Grundlagen der Steuerung
Ein Starrflügler wird um drei Achsen gesteuert, die alle durch den Schwerpunkt verlaufen: Längsachse (Rollen), Querachse (Nicken) und Hochachse (Gieren). Diese drei Achsen stehen senkrecht zueinander und definieren die drei Ebenen, in denen sich das Flugzeug bewegt. Jede Steuereingabe verändert letztlich den Anstellwinkel (angle of attack) einer Steuerfläche oder Tragfläche und erzeugt so eine aerodynamische Kraft, die das Flugzeug um die entsprechende Achse dreht. Dieses Prinzip – Steuerung über Anstellwinkeländerung – gilt auch am Helikopterrotor und ist deshalb fundamentaler Bestandteil des PPL(H)-Stoffs.
Nicksteuerung
Die Nicksteuerung erfolgt über das Höhenruder (Elevator) am Heckleitwerk. Ein nach oben ausgeschlagenes Höhenruder erzeugt einen Abtrieb am Heck, das Flugzeug nickt nach oben. Wichtig ist der Einfluss des Downwash der Tragfläche auf das Höhenleitwerk – er reduziert den effektiven Anstellwinkel am Stabilizer. Die Schwerpunktlage (CG) hat dabei zentrale Bedeutung: Ein vorderer CG erfordert mehr Höhenruderausschlag und reduziert die Längsstabilität-Reserve, ein hinterer CG macht das Flugzeug agiler, aber instabiler. Diese CG-Logik kennst du später vom Heli wieder.
Giersteuerung
Gieren um die Hochachse wird durch das Seitenruder (Rudder) erzeugt, betätigt über die Pedale. Das Seitenruder wirkt vor allem koordinierend – um unerwünschtes Gieren beim Rollen auszugleichen oder bei Seitenwindlandungen die Längsachse parallel zur Bahn zu halten. Im Helikopter übernehmen die Pedale eine andere Funktion (Heckrotorschub), aber das Konzept «Pedale = Gierachse» bleibt.
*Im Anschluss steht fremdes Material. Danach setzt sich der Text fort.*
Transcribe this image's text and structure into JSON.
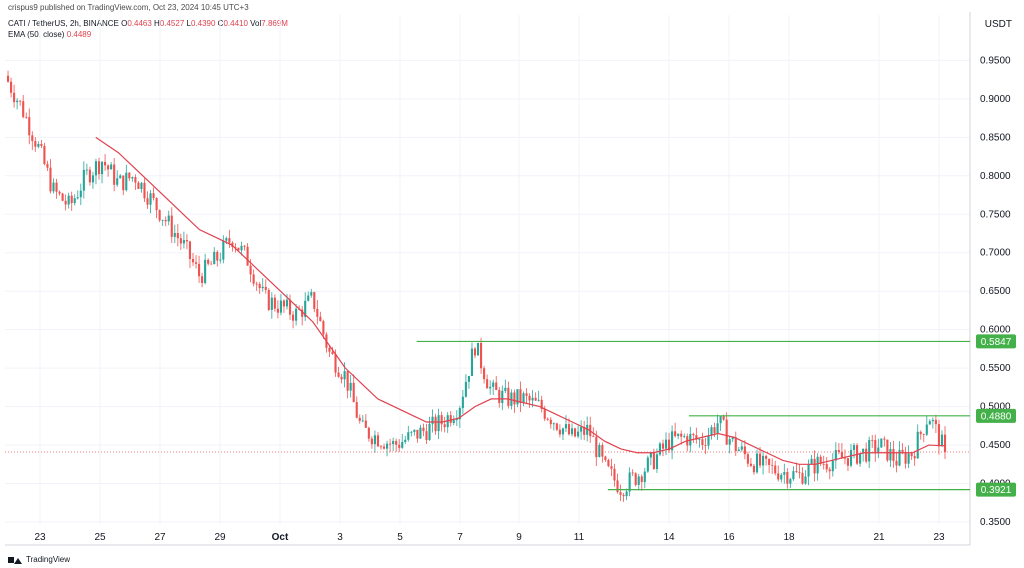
{
  "header": {
    "published_by": "crispus9 published on TradingView.com, Oct 23, 2024 10:45 UTC+3",
    "symbol": "CATI / TetherUS, 2h, BINANCE",
    "ohlc": {
      "open_label": "O",
      "open": "0.4463",
      "high_label": "H",
      "high": "0.4527",
      "low_label": "L",
      "low": "0.4390",
      "close_label": "C",
      "close": "0.4410",
      "vol_label": "Vol",
      "vol": "7.869M"
    },
    "ema_label": "EMA (50, close)",
    "ema_value": "0.4489"
  },
  "unit": "USDT",
  "footer": {
    "brand": "TradingView"
  },
  "chart_data": {
    "type": "candlestick",
    "colors": {
      "up": "#26a69a",
      "down": "#ef5350",
      "ema": "#e0424f",
      "levels": "#43b049",
      "grid": "#f0f3fa",
      "last_price": "#ef5350"
    },
    "ylim": [
      0.35,
      0.97
    ],
    "y_ticks": [
      "0.3500",
      "0.4000",
      "0.4500",
      "0.5000",
      "0.5500",
      "0.6000",
      "0.6500",
      "0.7000",
      "0.7500",
      "0.8000",
      "0.8500",
      "0.9000",
      "0.9500"
    ],
    "x_ticks": [
      "23",
      "25",
      "27",
      "29",
      "Oct",
      "3",
      "5",
      "7",
      "9",
      "11",
      "14",
      "16",
      "18",
      "21",
      "23"
    ],
    "price_path": [
      [
        0,
        0.93
      ],
      [
        0.5,
        0.89
      ],
      [
        1,
        0.84
      ],
      [
        1.5,
        0.78
      ],
      [
        2,
        0.76
      ],
      [
        2.5,
        0.8
      ],
      [
        3,
        0.82
      ],
      [
        3.5,
        0.79
      ],
      [
        4,
        0.8
      ],
      [
        4.5,
        0.77
      ],
      [
        5,
        0.74
      ],
      [
        5.5,
        0.71
      ],
      [
        6,
        0.67
      ],
      [
        6.5,
        0.69
      ],
      [
        7,
        0.72
      ],
      [
        7.5,
        0.69
      ],
      [
        8,
        0.64
      ],
      [
        8.5,
        0.63
      ],
      [
        9,
        0.62
      ],
      [
        9.5,
        0.64
      ],
      [
        10,
        0.57
      ],
      [
        10.5,
        0.54
      ],
      [
        11,
        0.47
      ],
      [
        11.5,
        0.46
      ],
      [
        12,
        0.45
      ],
      [
        12.5,
        0.46
      ],
      [
        13,
        0.47
      ],
      [
        13.5,
        0.48
      ],
      [
        14,
        0.5
      ],
      [
        14.5,
        0.58
      ],
      [
        15,
        0.52
      ],
      [
        15.5,
        0.51
      ],
      [
        16,
        0.51
      ],
      [
        16.5,
        0.5
      ],
      [
        17,
        0.48
      ],
      [
        17.5,
        0.46
      ],
      [
        18,
        0.47
      ],
      [
        18.5,
        0.42
      ],
      [
        19,
        0.395
      ],
      [
        19.5,
        0.41
      ],
      [
        20,
        0.43
      ],
      [
        20.5,
        0.455
      ],
      [
        21,
        0.46
      ],
      [
        21.5,
        0.455
      ],
      [
        22,
        0.48
      ],
      [
        22.5,
        0.45
      ],
      [
        23,
        0.43
      ],
      [
        23.5,
        0.42
      ],
      [
        24,
        0.415
      ],
      [
        24.5,
        0.41
      ],
      [
        25,
        0.425
      ],
      [
        25.5,
        0.43
      ],
      [
        26,
        0.435
      ],
      [
        26.5,
        0.44
      ],
      [
        27,
        0.45
      ],
      [
        27.5,
        0.43
      ],
      [
        28,
        0.44
      ],
      [
        28.5,
        0.49
      ],
      [
        29,
        0.441
      ]
    ],
    "ema": [
      [
        2.8,
        0.85
      ],
      [
        3.5,
        0.83
      ],
      [
        4,
        0.81
      ],
      [
        4.5,
        0.79
      ],
      [
        5,
        0.77
      ],
      [
        5.5,
        0.75
      ],
      [
        6,
        0.73
      ],
      [
        6.5,
        0.72
      ],
      [
        7,
        0.71
      ],
      [
        7.5,
        0.69
      ],
      [
        8,
        0.67
      ],
      [
        8.5,
        0.65
      ],
      [
        9,
        0.63
      ],
      [
        9.5,
        0.61
      ],
      [
        10,
        0.58
      ],
      [
        10.5,
        0.55
      ],
      [
        11,
        0.53
      ],
      [
        11.5,
        0.51
      ],
      [
        12,
        0.5
      ],
      [
        12.5,
        0.49
      ],
      [
        13,
        0.48
      ],
      [
        13.5,
        0.48
      ],
      [
        14,
        0.485
      ],
      [
        14.5,
        0.5
      ],
      [
        15,
        0.51
      ],
      [
        15.5,
        0.51
      ],
      [
        16,
        0.505
      ],
      [
        16.5,
        0.5
      ],
      [
        17,
        0.49
      ],
      [
        17.5,
        0.48
      ],
      [
        18,
        0.47
      ],
      [
        18.5,
        0.455
      ],
      [
        19,
        0.445
      ],
      [
        19.5,
        0.44
      ],
      [
        20,
        0.44
      ],
      [
        20.5,
        0.445
      ],
      [
        21,
        0.455
      ],
      [
        21.5,
        0.46
      ],
      [
        22,
        0.465
      ],
      [
        22.5,
        0.46
      ],
      [
        23,
        0.45
      ],
      [
        23.5,
        0.44
      ],
      [
        24,
        0.43
      ],
      [
        24.5,
        0.425
      ],
      [
        25,
        0.425
      ],
      [
        25.5,
        0.43
      ],
      [
        26,
        0.435
      ],
      [
        26.5,
        0.44
      ],
      [
        27,
        0.44
      ],
      [
        27.5,
        0.44
      ],
      [
        28,
        0.44
      ],
      [
        28.5,
        0.45
      ],
      [
        29,
        0.449
      ]
    ],
    "levels": [
      {
        "value": 0.5847,
        "label": "0.5847",
        "x_start": 12.7
      },
      {
        "value": 0.488,
        "label": "0.4880",
        "x_start": 21.1
      },
      {
        "value": 0.3921,
        "label": "0.3921",
        "x_start": 18.6
      }
    ],
    "last_price": 0.441
  }
}
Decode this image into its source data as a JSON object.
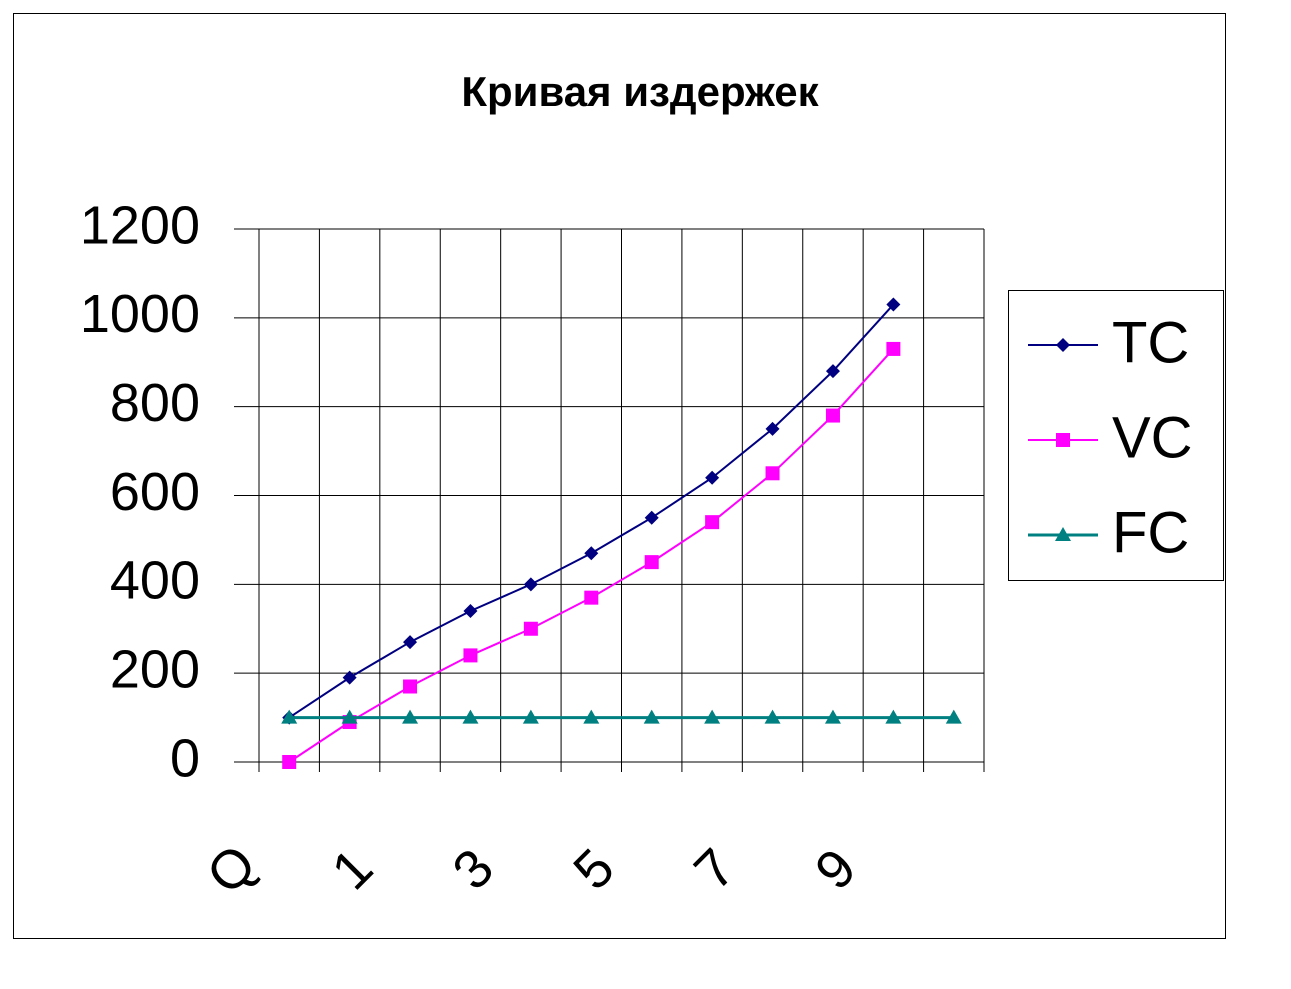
{
  "chart_data": {
    "type": "line",
    "title": "Кривая издержек",
    "categories": [
      "Q",
      null,
      "1",
      null,
      "3",
      null,
      "5",
      null,
      "7",
      null,
      "9",
      null
    ],
    "series": [
      {
        "name": "TC",
        "color": "#000080",
        "marker": "diamond",
        "values": [
          100,
          190,
          270,
          340,
          400,
          470,
          550,
          640,
          750,
          880,
          1030,
          null
        ]
      },
      {
        "name": "VC",
        "color": "#ff00ff",
        "marker": "square",
        "values": [
          0,
          90,
          170,
          240,
          300,
          370,
          450,
          540,
          650,
          780,
          930,
          null
        ]
      },
      {
        "name": "FC",
        "color": "#008080",
        "marker": "triangle",
        "values": [
          100,
          100,
          100,
          100,
          100,
          100,
          100,
          100,
          100,
          100,
          100,
          100
        ]
      }
    ],
    "ylim": [
      0,
      1200
    ],
    "yticks": [
      0,
      200,
      400,
      600,
      800,
      1000,
      1200
    ],
    "grid": true,
    "legend": "right"
  }
}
Rollsteuerung und unerwünschtes Gieren
Querruder (Ailerons) bewegen sich gegensinnig und erzeugen ein Rollmoment. Problem: Das nach unten ausgeschlagene Querruder erzeugt mehr Auftrieb – und mehr induzierten Widerstand. Dies bremst die hochgehende Fläche und das Flugzeug giert entgegen der Rollrichtung – das ist adverse yaw (unerwünschtes Gieren). Zwei konstruktive Massnahmen mildern den Effekt: Frise-Querruder ragen mit ihrer Vorderkante in den Luftstrom, wenn sie nach oben ausschlagen, und erzeugen so Zusatzwiderstand an der absinkenden Seite. Differentieller Querruderausschlag lässt das Querruder nach oben weiter ausschlagen als nach unten, was den Widerstandsunterschied reduziert.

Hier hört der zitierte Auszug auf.